Gegen die Manager von Daimler, VW und anderen Firmen wird von Staatsanwälten ermittelt. In dem einen oder andern Unternehmen sollen gar Überlegungen angestellt werden, für den Fall der Fälle „Schatten-Vorstände“ zu suchen. Denn, wenn von deutschen Gerichten die für den Super-Skandal und Großbetrug Verantwortlichen wie Gangster und Ganoven schuldig gesprochen werden sollten, wird das ein dickes Ende haben und hoffentlich auch Köpfe fordern.
Moral und Ethik nicht beachtet
Die deutsche Autoindustrie mit ihren rund 800.000 Beschäftigten und zigtausend Zulieferern steht vor ihrer größten Herausforderung. Viel zu lange hat sie den Sprung in neue Technologien verzögert. Viel zu spät kam sie mit Hybrid- und Elektromodellen auf die Märkte. Doch seit Michail Gorbatschow wissen alle: Wer zu spät kommt, den bestraft das Leben.
Was die Mitglieder in den Vorständen der Autofirmen in der jüngsten Vergangenheit veranstaltet haben, das war ein Großangriff gegen die Soziale Marktwirtschaft. Sie haben diese Wirtschafts- und Gesellschaftsordnung nicht nur in Misskredit gebracht, sondern gegen alle Regeln verstoßen. Moral und Ethik sind von ihnen mit Füßen getreten worden. Die pure Profitgier hat sie getrieben ebenso wie ihre Sucht nach hohen Gehältern, Boni, Tantiemen und anderen Wohltaten.

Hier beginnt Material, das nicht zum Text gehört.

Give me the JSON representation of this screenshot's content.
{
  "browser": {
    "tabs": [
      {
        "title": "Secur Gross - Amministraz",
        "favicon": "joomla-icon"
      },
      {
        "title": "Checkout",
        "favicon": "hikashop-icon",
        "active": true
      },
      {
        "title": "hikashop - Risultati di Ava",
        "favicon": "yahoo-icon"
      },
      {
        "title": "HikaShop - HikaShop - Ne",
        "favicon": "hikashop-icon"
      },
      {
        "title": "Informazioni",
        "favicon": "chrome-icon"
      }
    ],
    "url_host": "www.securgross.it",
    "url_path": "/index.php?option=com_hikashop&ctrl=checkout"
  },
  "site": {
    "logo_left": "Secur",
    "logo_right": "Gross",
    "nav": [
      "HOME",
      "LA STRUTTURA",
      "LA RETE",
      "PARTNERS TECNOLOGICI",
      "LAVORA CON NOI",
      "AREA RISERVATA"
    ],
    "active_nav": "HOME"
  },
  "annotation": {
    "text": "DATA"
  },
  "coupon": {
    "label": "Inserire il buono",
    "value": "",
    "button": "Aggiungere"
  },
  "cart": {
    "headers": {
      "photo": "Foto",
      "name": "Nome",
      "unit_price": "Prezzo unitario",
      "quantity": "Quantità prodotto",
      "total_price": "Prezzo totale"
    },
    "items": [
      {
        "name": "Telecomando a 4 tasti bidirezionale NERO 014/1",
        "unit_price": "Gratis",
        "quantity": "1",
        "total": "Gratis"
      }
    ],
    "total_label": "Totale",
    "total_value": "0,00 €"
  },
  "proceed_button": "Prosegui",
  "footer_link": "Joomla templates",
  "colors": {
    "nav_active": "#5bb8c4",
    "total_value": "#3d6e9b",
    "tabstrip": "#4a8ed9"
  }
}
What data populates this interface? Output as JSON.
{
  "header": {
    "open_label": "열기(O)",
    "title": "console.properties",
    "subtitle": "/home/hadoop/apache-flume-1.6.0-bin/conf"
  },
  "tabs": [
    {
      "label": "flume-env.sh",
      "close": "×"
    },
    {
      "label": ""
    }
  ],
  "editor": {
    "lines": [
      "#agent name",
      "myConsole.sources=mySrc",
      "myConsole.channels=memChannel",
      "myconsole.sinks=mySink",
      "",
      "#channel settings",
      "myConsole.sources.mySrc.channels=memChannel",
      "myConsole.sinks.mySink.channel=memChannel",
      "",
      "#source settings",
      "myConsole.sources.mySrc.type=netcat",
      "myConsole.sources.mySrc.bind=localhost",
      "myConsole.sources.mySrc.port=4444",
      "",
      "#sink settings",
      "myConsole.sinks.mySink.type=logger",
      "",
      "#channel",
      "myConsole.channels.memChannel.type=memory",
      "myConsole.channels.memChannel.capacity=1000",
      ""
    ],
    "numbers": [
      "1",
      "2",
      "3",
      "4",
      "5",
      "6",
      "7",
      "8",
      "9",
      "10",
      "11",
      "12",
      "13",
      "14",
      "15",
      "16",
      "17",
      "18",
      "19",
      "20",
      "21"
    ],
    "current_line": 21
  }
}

Voller Scham sollten sie ihre Sonntagsreden nachlesen, in denen sie den Wettbewerb, die Innovationen und Leistungen gepriesen haben. Nach diesem schweren Unfall mit Totalschaden wird es darum gehen, bessere und ehrlichere Manager zu finden, neue umweltverträgliche Autos zu produzieren und das Zeitalter der Elektromobile zu meistern.
Schließlich sollte die Bundesregierung sofort klare Kante beweisen und den Betrügern nicht länger auf den Leim gehen. Vor rund 30 Jahren setzte der damalige Bundeskanzler den Katalysator für Neuwagen durch, um damit die Emission von Stickoxiden zu reduzieren. Gegen diese Entscheidung fuhren die deutschen Hersteller Amok und beschworen damals einen tiefen Einbruch der Autoindustrie; selbst in der Europäischen Gemeinschaft wurde den Deutschen diese „Musterschüler-Mentalität“ vorgeworfen. Allerdings konnten die deutschen Firmen nach der Katalysator-Pflicht ab 1989 fast Jahr für Jahr neue Absatzrekorde erzielen und vor allem ihre Marktanteile im Ausland ausweiten. Ob die heute politisch Verantwortlichen mutig genug sind, die Auto-Unternehmen technologisch und ökologisch auf einen besseren Zukunftskurs zu zwingen, bleibt zu hoffen.